Ceci étant une phase de commencement puisqu’à l’avenir, l’Inspection Générale mettra en œuvre une fiche d’évaluation pour chaque magistrat selon des critères bien définis pour chaque catégorie et qui servira lors des promotions, des mutations et de l’attribution de postes supérieurs.
Une formation continue des magistrats
« Le contrôle constitue, de manière générale, une formation continue car il ne se contente pas de constater les défaillances et les manquements, mais il les corrige et réoriente les magistrats dans l’exercice de leurs fonctions. En plus, lorsque les inspecteurs de l’inspection générale constatent une différence d’appréciation entre des magistrats de différents cours ou tribunaux, l’Inspection Générale intervient pour unifier le travail judiciaire et c’est là aussi une autre forme de formation », affirme l’Inspecteur Général.
Parmi les autres missions de l’Inspection Générale, il y a celle du suivi de l’application des décisions et des orientations de M. le ministre de la justice, garde des sceaux et cerne les difficultés que rencontrent les magistrats lors de leurs activités judiciaires.

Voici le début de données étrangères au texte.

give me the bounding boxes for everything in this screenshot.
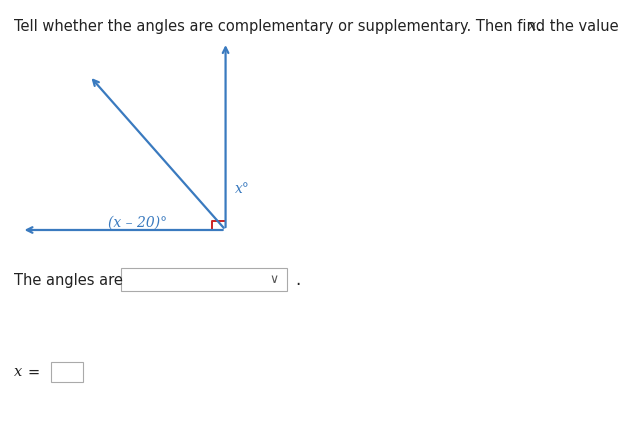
Text: Tell whether the angles are complementary or supplementary. Then find the value : Tell whether the angles are complementar… [14, 19, 618, 34]
Text: (x – 20)°: (x – 20)° [108, 216, 167, 230]
Bar [121, 268, 287, 291]
Text: The angles are: The angles are [14, 273, 122, 288]
Text: x°: x° [235, 182, 250, 196]
Text: ∨: ∨ [269, 273, 278, 286]
Text: x: x [14, 365, 22, 379]
Text: =: = [27, 365, 40, 380]
Text: .: . [536, 19, 541, 34]
Bar [51, 362, 83, 382]
Text: .: . [295, 271, 300, 289]
Text: x: x [528, 19, 536, 33]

La profession judiciaire, une mission noble
A la fin de l’entretien, Benmokhtar Ahmed Abdellatif, Inspecteur Général du ministère de la justice, estime que : « la profession judiciaire est une mission noble car le magistrat peut prendre des décisions sur les biens des gens, sur leurs libertés et même sur leurs vies. Le magistrat doit donc officier avec honnêteté, justice et sincérité et l’Inspection Générale est un outil entre les mains de M. le ministre de la justice, garde des sceaux pour garantir cela. Le magistrat possède de larges prérogatives et un pouvoir discrétionnaire très large par rapport à tout ce qui concerne les citoyens et il faudrait donc qu’il y ait des mécanismes très stricts qui contrôlent ce pouvoir et la garantie de ce contrôle est ‘’l’Inspection Générale du ministère de la justice’’. C’est elle qui constate les manquements et les défaillances des magistrats, elle est donc le garant des droits et libertés des citoyens ».
L’Inspecteur Général du ministère de la justice
Dès l’entrée dans le bureau de Benmokhtar Ahmed Abdellatif, Inspecteur Général du ministère de la Justice, l’on oublie cette appréhension naturelle de crainte quant on se trouve devant un homme chargé du contrôle et de l’inspection de magistrats de différents grades qui ont, comme il l’a d’ailleurs souligné lui-même ‘’un pouvoir très grand sur les gens, sur leurs vies, leurs libertés et leurs biens’’. Nous nous sommes retrouvés devant un homme jovial, volontaire, qui parle avec une sincérité presque déconcertante. Au cours de l’entretien, M. Abdellatif a laissé entrevoir un amour sans fin pour sa fonction et pour l’ensemble de l’appareil judiciaire qu’il défend de tout son cœur.
M. Benmokhtar Ahmed Abdellatif est Inspecteur Général du ministère de la justice depuis le mois de mars 2022. Il est diplômé de l’Ecole Nationale d’Administration, filière judiciaire de l’année 1988.
Il a occupé plusieurs fonctions judiciaires dont celle de juge d’instruction, procureur de la république durant plusieurs années, procureur général puis, actuellement, Inspecteur Général.